I read your website often. Thank you for all the wonderful information!
I hope you can help me with my questions.
My 80-year old mother and I are flying to Munich from Boston in mid-December for a Christmas river cruise. We recently heard that turbulence over the North Atlantic is bad in winter due to increased strength of the jet stream. Also, this year is a La Nina year which makes the jet stream even stronger.
We are both very fearful flyers and my mother is now thinking we should cancel our trip because she is very afraid of encountering long periods of strong turbulence (the kind where flight attendants have to be seated)
Is it true turbulence over the North Atlantic is worse in winter and if so, is it bad every day/routinely?
Is it worse eastbound or west or both?
Could we be in strong turbulence for hours at a time with no relief?
We both know intellectually that even in turbulence we are safe however we are so uncomfortable. I am afraid we will go crazy if stuck for hours in turbulence.
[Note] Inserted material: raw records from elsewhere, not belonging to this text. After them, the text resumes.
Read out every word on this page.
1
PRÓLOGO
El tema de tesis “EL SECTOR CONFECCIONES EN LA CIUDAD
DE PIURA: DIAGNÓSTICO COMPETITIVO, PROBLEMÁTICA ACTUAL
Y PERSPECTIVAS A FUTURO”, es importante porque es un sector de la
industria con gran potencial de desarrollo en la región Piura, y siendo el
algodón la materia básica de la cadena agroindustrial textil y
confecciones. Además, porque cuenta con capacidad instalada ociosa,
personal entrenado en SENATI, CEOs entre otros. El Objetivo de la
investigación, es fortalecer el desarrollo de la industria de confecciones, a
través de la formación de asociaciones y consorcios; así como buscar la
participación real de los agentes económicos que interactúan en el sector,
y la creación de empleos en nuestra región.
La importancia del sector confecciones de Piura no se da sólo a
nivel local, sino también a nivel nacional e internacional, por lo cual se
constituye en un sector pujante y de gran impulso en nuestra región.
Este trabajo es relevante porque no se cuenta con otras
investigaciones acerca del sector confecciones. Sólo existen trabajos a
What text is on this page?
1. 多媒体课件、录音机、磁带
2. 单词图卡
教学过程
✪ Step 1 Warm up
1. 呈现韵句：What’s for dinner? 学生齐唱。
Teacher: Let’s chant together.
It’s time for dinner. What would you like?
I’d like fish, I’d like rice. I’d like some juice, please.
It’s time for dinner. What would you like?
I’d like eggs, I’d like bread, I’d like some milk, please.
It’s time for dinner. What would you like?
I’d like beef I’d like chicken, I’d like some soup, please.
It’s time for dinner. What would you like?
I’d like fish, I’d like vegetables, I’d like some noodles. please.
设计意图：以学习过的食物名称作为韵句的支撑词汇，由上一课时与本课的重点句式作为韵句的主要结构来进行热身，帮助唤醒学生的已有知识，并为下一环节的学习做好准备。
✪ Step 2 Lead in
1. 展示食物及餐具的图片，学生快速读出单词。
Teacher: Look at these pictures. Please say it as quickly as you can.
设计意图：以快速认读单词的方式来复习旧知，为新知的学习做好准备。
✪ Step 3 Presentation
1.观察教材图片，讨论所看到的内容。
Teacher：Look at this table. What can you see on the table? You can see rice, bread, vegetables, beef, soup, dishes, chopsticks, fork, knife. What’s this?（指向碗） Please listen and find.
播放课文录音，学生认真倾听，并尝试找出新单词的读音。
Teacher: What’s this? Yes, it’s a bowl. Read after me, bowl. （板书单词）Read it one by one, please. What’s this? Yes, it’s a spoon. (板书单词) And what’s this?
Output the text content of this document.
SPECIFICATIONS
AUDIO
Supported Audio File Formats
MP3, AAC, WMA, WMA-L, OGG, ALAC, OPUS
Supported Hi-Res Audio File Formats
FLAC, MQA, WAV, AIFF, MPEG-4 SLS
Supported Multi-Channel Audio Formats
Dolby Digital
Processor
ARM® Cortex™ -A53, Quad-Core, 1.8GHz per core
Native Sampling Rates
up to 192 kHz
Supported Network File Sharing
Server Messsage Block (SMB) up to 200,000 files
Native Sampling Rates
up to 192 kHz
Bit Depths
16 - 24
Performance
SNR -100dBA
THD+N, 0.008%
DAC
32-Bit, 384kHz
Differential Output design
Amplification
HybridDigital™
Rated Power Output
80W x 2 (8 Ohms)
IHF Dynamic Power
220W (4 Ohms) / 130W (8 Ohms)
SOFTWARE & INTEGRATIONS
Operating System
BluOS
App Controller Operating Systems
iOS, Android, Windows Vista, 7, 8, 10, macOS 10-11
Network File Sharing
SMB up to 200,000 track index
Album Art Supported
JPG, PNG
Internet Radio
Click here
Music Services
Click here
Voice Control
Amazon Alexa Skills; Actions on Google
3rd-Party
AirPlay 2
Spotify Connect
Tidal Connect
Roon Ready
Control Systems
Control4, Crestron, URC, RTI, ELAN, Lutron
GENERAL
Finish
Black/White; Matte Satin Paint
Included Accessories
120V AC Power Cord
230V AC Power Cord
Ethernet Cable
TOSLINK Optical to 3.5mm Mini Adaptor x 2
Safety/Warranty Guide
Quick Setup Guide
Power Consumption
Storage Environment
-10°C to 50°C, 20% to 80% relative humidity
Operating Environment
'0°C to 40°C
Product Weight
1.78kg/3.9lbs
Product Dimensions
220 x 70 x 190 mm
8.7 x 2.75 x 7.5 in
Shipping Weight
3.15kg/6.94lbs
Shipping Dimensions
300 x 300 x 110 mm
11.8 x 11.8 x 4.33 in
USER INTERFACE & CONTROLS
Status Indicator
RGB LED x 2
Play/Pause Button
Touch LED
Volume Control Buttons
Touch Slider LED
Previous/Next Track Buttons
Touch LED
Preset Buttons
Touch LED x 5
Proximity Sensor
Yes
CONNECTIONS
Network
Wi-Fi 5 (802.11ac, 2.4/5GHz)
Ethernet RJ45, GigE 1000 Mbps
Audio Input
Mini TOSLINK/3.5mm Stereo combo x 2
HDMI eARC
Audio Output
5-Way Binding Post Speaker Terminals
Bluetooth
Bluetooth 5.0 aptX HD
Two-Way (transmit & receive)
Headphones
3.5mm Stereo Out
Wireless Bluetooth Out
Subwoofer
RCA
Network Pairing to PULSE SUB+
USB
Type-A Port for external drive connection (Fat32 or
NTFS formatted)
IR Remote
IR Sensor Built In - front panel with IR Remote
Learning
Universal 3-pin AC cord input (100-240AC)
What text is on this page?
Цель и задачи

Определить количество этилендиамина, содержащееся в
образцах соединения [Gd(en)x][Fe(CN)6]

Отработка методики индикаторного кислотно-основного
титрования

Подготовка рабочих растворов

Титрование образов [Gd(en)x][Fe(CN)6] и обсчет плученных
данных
Yes, turbulence in the winter across the North Atlantic is generally more pronounced due to the stronger winds. But that does not mean that the weather would be turbulent every day for there are spells of smooth weather as well.
When there is turbulence, it does not matter if you are travelling east or westbound. What the controlling authority does is that the routes, known as the North Atlantic Track (NAT) are planned such that it takes advantage of the good tail wind and avoid the weather.
The tracks reverse direction twice daily. In the daylight, all traffic on the tracks operates in a westbound flow. At night, the tracks flow eastbound towards Europe.
This is done to accommodate airline schedules, with departures from North America to Europe scheduled for departure in the evening thereby allowing passengers to arrive at their destination in the morning.
Westbound departures leave Europe mid-day and arrive in North America in the late afternoon. The tracks are updated daily and their position may alter on a variety of variable factors, but mainly due to weather systems. So you would be flying on the NAT to Munich from Boston.
As I have mentioned before, turbulence is not be feared as it is an issue of discomfort rather than one of safety as long as your safety belts are securely fastened.
If it makes you and your mother feel any better, sitting position helps a bit. Get a seat nearer to the wings (which is near to the center of gravity) as it may be less bumpy as this is where the airplane will pivot on. The farther you are from the center of gravity, the more motion you're going to feel. Since the center of gravity is over the wings, you're going to feel less motion.
If you decide to travel, I wish you all a smooth flight to Munich.